The following is presented as part of The Columbian’s Opinion content, which offers a point of view in order to provoke thought and debate of civic issues. Opinions represent the viewpoint of the author. Unsigned editorials represent the consensus opinion of The Columbian’s editorial board, which operates independently of the news department.
More people who strongly supported one candidate or deeply loathed another seemed to get angry this year when we told them the race isn’t going to turn out the way they hoped.
We should respect the will of the voters and wait until all ballots are counted, they said in all-caps emails or profanity-laced voicemails.
They seem to have forgotten, or maybe just never noticed, that except in very rare circumstances, races traditionally are “called” at some point before the last vote is run through a machine. It was that way when everyone voted at the polls and hasn’t changed just because Washington votes by mail.
The networks call presidential races with a panel of experts who study results and run computer models based on historic trends. The Spokesman-Review calls local and state elections with fewer people and less sophisticated models, but we’ve never had a “Dewey Beats Truman” headline.
It has always been controversial with candidates who were behind and weren’t ready to be labeled a loser, or those who were ahead and unhappy they weren’t called the winner.
To both I would say: “It’s not personal. It’s math.”
OK, I hear the snickers out there. Journalists are generally regarded as being decent at spelling, grammar and syntax, but generally bad at math.
As a rule, that’s true. But every reporter learns some basic political math on their first election night. First you wait for the numbers to come in from as much of the universe of voters as possible. We don’t call a congressional race based on partial Spokane city results. We don’t call a statewide race based on a few counties.
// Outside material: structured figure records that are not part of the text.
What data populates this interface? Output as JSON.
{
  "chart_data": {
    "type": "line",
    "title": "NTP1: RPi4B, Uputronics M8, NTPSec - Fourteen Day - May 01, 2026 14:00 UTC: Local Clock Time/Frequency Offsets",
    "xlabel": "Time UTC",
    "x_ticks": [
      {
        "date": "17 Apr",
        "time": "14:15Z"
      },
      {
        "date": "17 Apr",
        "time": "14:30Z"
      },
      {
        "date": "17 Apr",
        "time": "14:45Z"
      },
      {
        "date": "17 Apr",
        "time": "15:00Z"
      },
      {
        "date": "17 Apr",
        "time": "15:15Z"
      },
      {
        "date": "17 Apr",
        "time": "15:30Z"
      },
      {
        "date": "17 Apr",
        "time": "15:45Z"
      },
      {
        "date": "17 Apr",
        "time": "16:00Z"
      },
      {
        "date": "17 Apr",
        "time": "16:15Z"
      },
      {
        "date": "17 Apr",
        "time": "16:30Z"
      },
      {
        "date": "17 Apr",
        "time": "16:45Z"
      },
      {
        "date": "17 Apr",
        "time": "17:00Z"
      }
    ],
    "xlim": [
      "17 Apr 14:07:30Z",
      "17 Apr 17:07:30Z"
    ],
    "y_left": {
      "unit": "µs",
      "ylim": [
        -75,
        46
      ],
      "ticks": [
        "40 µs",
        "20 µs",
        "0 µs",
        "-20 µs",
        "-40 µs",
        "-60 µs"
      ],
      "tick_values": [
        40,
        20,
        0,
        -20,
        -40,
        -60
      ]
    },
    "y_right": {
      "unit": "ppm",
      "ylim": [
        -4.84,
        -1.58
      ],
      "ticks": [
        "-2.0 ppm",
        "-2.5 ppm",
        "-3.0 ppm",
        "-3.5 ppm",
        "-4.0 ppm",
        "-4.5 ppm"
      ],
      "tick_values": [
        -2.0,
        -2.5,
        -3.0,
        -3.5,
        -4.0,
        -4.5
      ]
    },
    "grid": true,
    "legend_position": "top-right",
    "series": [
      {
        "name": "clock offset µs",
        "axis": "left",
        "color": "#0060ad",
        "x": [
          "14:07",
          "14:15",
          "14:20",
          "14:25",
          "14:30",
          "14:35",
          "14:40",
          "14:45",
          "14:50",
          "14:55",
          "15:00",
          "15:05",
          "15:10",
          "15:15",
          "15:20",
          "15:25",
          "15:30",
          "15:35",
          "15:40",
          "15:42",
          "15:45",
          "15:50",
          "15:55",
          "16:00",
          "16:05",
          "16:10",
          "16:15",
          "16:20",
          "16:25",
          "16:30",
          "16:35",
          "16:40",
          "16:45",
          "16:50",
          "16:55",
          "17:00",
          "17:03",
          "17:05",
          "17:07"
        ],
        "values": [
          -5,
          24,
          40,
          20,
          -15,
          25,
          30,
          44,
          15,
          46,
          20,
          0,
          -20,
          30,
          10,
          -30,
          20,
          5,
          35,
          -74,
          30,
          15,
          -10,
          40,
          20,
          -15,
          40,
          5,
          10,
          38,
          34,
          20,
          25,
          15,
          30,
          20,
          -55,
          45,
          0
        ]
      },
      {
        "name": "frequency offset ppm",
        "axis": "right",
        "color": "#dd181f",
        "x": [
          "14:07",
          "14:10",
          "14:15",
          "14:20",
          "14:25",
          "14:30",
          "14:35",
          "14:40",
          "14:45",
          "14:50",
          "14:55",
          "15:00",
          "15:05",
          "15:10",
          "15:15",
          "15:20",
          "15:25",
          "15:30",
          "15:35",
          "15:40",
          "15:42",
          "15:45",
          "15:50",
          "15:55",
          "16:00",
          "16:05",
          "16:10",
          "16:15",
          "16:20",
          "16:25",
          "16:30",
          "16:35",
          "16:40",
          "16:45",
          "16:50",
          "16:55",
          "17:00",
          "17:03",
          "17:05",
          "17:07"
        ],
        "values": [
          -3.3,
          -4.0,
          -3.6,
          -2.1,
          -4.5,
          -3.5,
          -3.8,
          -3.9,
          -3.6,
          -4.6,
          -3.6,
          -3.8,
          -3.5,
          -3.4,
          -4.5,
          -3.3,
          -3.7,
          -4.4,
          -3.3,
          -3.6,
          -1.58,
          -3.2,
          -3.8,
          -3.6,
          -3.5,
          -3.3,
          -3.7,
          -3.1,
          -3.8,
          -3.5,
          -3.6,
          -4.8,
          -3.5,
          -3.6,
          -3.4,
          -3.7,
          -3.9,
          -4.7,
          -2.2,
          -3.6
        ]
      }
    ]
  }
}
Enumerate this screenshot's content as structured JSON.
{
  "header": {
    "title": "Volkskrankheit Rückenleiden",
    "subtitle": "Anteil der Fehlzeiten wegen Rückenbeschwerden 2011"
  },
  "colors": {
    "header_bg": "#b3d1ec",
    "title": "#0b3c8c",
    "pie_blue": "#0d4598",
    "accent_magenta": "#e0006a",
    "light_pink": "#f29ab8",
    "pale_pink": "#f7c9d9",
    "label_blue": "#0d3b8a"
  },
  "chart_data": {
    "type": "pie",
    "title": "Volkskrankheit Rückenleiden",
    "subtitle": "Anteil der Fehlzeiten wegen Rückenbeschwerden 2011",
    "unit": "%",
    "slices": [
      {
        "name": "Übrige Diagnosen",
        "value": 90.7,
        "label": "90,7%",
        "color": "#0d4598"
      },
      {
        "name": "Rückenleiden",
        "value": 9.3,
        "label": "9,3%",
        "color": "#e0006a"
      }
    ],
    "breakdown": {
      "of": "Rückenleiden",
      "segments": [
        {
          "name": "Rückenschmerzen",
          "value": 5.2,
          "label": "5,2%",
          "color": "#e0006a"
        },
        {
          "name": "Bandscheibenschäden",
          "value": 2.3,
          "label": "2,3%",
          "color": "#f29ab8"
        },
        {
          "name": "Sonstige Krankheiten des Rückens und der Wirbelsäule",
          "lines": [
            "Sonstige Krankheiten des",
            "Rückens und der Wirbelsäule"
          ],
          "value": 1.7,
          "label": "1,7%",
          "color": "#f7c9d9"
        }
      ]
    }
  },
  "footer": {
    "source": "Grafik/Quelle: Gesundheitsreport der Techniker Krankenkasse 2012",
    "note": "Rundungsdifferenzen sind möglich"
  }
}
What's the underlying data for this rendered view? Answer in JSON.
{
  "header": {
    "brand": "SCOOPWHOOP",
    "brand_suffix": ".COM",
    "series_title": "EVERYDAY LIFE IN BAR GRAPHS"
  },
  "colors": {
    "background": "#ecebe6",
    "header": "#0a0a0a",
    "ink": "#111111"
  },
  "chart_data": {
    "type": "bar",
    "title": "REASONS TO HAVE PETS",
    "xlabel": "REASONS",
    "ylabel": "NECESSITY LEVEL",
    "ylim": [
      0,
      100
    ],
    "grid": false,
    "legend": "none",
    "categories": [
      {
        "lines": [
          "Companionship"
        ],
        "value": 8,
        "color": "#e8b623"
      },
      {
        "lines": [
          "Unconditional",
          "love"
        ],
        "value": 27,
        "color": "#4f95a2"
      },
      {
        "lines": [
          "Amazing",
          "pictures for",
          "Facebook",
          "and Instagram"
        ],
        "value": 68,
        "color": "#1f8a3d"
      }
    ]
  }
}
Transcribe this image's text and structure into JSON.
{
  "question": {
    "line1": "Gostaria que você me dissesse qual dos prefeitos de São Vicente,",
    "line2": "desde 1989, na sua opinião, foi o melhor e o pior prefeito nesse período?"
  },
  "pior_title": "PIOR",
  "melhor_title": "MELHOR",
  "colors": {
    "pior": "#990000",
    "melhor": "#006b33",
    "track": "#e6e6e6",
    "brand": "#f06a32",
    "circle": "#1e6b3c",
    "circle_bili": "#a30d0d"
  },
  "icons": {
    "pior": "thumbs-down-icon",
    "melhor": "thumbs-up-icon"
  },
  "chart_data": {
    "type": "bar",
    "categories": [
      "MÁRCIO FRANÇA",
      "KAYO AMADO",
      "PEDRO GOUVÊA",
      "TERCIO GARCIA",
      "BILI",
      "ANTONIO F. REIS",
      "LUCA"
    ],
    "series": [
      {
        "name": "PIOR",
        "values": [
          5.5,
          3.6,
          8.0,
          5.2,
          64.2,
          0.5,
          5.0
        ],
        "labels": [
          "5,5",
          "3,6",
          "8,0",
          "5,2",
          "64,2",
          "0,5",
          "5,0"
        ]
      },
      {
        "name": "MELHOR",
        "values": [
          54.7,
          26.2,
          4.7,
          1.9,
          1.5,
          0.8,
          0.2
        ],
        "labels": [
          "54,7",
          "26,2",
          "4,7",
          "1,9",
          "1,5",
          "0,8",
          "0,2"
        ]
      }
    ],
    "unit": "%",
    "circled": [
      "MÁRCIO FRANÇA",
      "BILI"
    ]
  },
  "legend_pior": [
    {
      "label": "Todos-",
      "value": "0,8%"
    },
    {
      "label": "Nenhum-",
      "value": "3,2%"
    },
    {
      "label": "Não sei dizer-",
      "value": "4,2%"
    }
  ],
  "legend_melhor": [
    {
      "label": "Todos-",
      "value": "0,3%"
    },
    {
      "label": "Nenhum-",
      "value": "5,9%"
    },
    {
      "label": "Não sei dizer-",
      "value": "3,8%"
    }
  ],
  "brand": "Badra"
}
We wait as long as possible because margins can be volatile. On election night, gubernatorial candidate Loren Culp was ahead in the first posted returns with some 70 percent of the vote. Nobody declared him the winner, because those returns were from Ferry County, which is his home county and only has about 0.1 percent of state voters. In a statewide race, we wait for as many counties as possible, but at the very least, the biggest five — King, Pierce, Snohomish, Thurston and Spokane — to see who is ahead.
When those came in, Jay Inslee was comfortably ahead. We called it. The Associated Press called it earlier.
The math is pretty basic, and works like this: However big the lead for Candidate A on election night, Candidate B must get a bigger share of the votes when the remaining ballots are counted. That gets more difficult as time goes on.
If 100,000 votes are counted on election night and Candidate A got 55,000, Candidate B will need to flip the margins and get at least 55,001 of the next 100,000 votes to go ahead. Can the margins flip by 10 points? Yes, but rarely.
If there are only 75,000 ballots left, Candidate B still needs 55,001, which would be about 73 percent of those remaining. That reversal might be theoretically possible, but mathematically improbable.
In Washington, ballots are counted for up to three weeks. But with each day’s count, Candidate B’s chances get smaller if his margin doesn’t meet or exceed the margin needed to overtake Candidate A.
The trailing candidate and supporters can refuse to concede. It’s their right.
They might raise allegations of voter fraud. The bigger the gap in votes, the more outlandish their claims are likely to be. Under the First Amendment, political speech is among the freest, which doesn’t always make it the truest or the most beneficial to a democratic republic.
In waiting, we sometimes get nasty comments from the leading candidate because the trailing candidate is refusing to concede. Not our department.
We don’t project winners to satisfy candidates or their supporters. We don’t project losers to disrespect or annoy them.
We do it for the readers, particularly for those who voted, followed the campaigns or might be interested in the future makeup of their city, county, Legislature or state. They want to know who won so they can get on with other things in their lives.